Re: [PATCH v11 0/7] Implement IOCTL to get and optionally clear info about PTEs

From: Peter Xu
Date: Tue Mar 21 2023 - 11:11:02 EST


On Tue, Mar 21, 2023 at 02:41:53PM +0200, Mike Rapoport wrote:
> On Mon, Mar 20, 2023 at 11:30:00AM -0700, Andrei Vagin wrote:
> > On Thu, Mar 9, 2023 at 11:58 AM Andrew Morton <akpm@xxxxxxxxxxxxxxxxxxxx> wrote:
> > >
> > > On Thu, 9 Mar 2023 18:57:11 +0500 Muhammad Usama Anjum <usama.anjum@xxxxxxxxxxxxx> wrote:
> > >
> > > > The information related to pages if the page is file mapped, present and
> > > > swapped is required for the CRIU project [5][6]. The addition of the
> > > > required mask, any mask, excluded mask and return masks are also required
> > > > for the CRIU project [5].
> > >
> > > It's a ton of new code and what I'm not seeing in here (might have
> > > missed it?) is a clear statement of the value of this feature to our
> > > users.
> > >
> > > I see hints that CRIU would like it, but no description of how valuable
> > > this is to CRIU's users.
> >
> > Hi Andrew,
> >
> > The current interface works for CRIU, and I can't say we have anything
> > critical with it right now.
> >
> > On the other hand, the new interface has a number of significant improvements:
> >
> > * it is more granular and allows us to track changed pages more
> > effectively. The current interface can clear dirty bits for the entire
> > process only. In addition, reading info about pages is a separate
> > operation. It means we must freeze the process to read information
> > about all its pages, reset dirty bits, only then we can start dumping
> > pages. The information about pages becomes more and more outdated,
> > while we are processing pages. The new interface solves both these
> > downsides. First, it allows us to read pte bits and clear the
> > soft-dirty bit atomically. It means that CRIU will not need to freeze
> > processes to pre-dump their memory. Second, it clears soft-dirty bits
> > for a specified region of memory. It means CRIU will have actual info
> > about pages to the moment of dumping them.
> >
> > * The new interface has to be much faster because basic page filtering
> > is happening in the kernel. With the old interface, we have to read
> > pagemap for each page.
>
> There is still a caveat in using userfaultfd for tracking dirty pages in
> CRIU because we still don't support C/R of processes that use uffd.

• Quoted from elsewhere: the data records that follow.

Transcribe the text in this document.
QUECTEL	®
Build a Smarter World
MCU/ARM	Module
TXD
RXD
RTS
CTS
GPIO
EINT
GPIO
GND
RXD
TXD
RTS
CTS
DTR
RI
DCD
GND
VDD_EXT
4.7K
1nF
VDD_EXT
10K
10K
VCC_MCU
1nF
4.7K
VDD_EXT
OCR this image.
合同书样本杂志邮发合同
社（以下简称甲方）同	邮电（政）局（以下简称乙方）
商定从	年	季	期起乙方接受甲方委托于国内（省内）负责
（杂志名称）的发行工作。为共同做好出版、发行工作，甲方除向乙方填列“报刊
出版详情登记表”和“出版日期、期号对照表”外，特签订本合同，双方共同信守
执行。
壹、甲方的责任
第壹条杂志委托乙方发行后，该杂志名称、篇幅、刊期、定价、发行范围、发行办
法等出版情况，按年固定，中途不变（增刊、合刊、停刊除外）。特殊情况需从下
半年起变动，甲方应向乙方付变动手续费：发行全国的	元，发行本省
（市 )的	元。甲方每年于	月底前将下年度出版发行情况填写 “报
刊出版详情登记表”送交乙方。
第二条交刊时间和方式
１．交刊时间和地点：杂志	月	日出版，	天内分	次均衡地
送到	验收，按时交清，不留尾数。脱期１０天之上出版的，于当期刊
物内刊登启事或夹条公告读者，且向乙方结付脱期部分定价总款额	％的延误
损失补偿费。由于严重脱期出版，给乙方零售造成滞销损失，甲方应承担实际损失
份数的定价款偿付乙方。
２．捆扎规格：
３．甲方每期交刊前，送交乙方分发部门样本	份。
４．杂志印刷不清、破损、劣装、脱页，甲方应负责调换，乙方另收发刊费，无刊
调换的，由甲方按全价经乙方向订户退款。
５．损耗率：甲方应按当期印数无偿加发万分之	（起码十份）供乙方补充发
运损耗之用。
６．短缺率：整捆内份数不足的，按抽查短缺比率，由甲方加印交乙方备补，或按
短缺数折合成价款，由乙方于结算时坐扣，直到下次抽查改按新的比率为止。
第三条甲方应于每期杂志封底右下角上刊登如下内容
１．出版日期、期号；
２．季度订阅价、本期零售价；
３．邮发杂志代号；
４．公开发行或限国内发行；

This reminded me whether the interface can also expose soft-dirty as a
ranged soft-dirty collector too to replace existing pagemap read()s? Just
in case userfault cannot be used. The code addition should be trivial IIUC.

Then maybe PAGE_IS_WRITTEN will be a name too generic, it can be two bits
PAGE_IS_UFFD_WP and PAGE_IS_SOFT_DIRTY, having PAGE_IS_UFFD_WP the inverted
meaning of current PAGE_IS_WRITTEN.

--
Peter Xu